James came forward, pale and frightened; but in no way downcast; his eyes clear, honest, and limpid with truth, were lifted almost with confidence to the judge, whose face softened with an irresistible feeling of compassion as he bent it toward him.

“Tell me what you know of this,” he said, very kindly; “but first let me caution you. If you are the guilty boy this witness makes you out, I have no power or right to make you accuse yourself. Be careful what you say; innocent or guilty, you shall have a fair trial.”

“I will answer everything, only please tell me what is it you want to know?”

“You have heard the charge. You know what this young man has been saying. Is it true?”

“Yes, sir, I heard every word he said. Some of it was true, and some wasn’t,” answered the boy, lifting his honest eyes to the magistrate’s face.

“How much of it, then, was true?”

“He did give me the store key, sir, and I was left home to take care of things.”

Here the boy faltered a little, and his eyes fell, his manly little heart refused to own that he was left in care of a girl baby before all those people.

“Well, what did you do after that?”

“I tried to fasten the door inside, but the bar was gone, so I left it as it was, locked but not barred, and went up stairs.”

“Who was with you then?”

“No one, that is, no one but Jerusha Maria. Kate Gorman had gone out with Jared Boyce, and we two were locked in till our folks came home from the party.”

“And who is Jerusha Maria? Is she here?”

James glanced at Mrs. Smith, and answered, with hesitation, that Jerusha Maria was Mrs. Smith’s little girl, and couldn’t come to a place like that, not being old enough.

“But being that bright,” broke in the mother, “that if she was here, she would cry ready to break her heart.”

The magistrate smiled, but went on questioning James.

“Well, what did you do after that?”

“I sat down by Jerusha Maria, and tried to coax her to go to sleep,” faltered the lad, blushing crimson.

“Well, what next?”

“She wouldn’t do it, sir.”

“Being good as gold, but obstinate, taking after her father in that respect,” broke in Mrs. Smith, with a last dash of scorn at her husband.

“They had kept up a racket before going out,” said James; “and that left her wide awake.

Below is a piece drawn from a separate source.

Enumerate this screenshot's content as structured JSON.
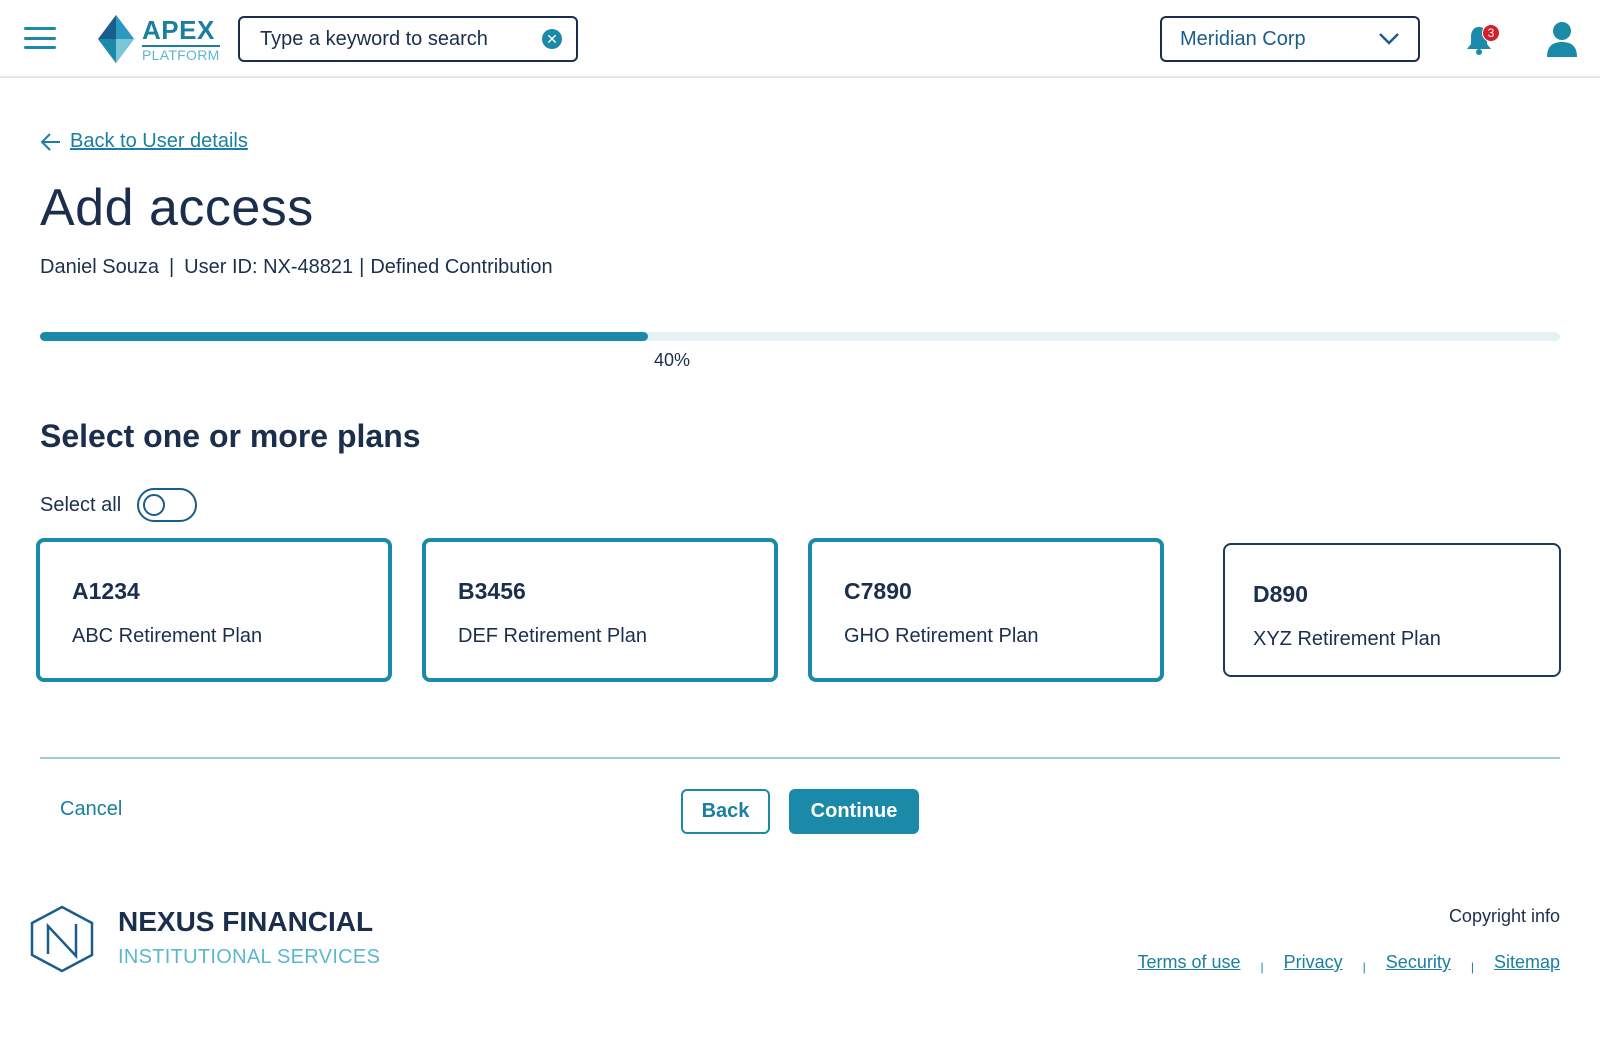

It wasn’t her fault.”

“I’ll be bound it wasn’t!” exclaimed the mother, with tears in her eyes.

“Well?” said the judge, silencing Mrs. Smith with a gesture of the hand.

“Well, sir, I—I sat down by her and rocked the cradle till she fell asleep.”

The poor boy confessed this with a glow of burning shame in his eyes and cheeks; it was the only thing in his young life that he shrank from making known; the great cross taken up to save his mother and sisters from starvation.

“Well, when the child was asleep—what next?”

“I drank a glass of root beer that tasted of paregoric, and went to sleep myself. It was wrong, but I could not help it.”

“But you woke up again?” said the magistrate.

“Not till the folks came home.”

“And this is all?”

“That is all I can remember about.”

The magistrate hesitated; there was something so straightforward and honest in the two persons brought before him, that some intuitive feeling made him suspicious of the evidence that seemed to condemn them. But there was, in fact, nothing to contradict it; nothing that could justify him in setting the prisoners free. While he hesitated, there arose a slight disturbance at the door of the court-room.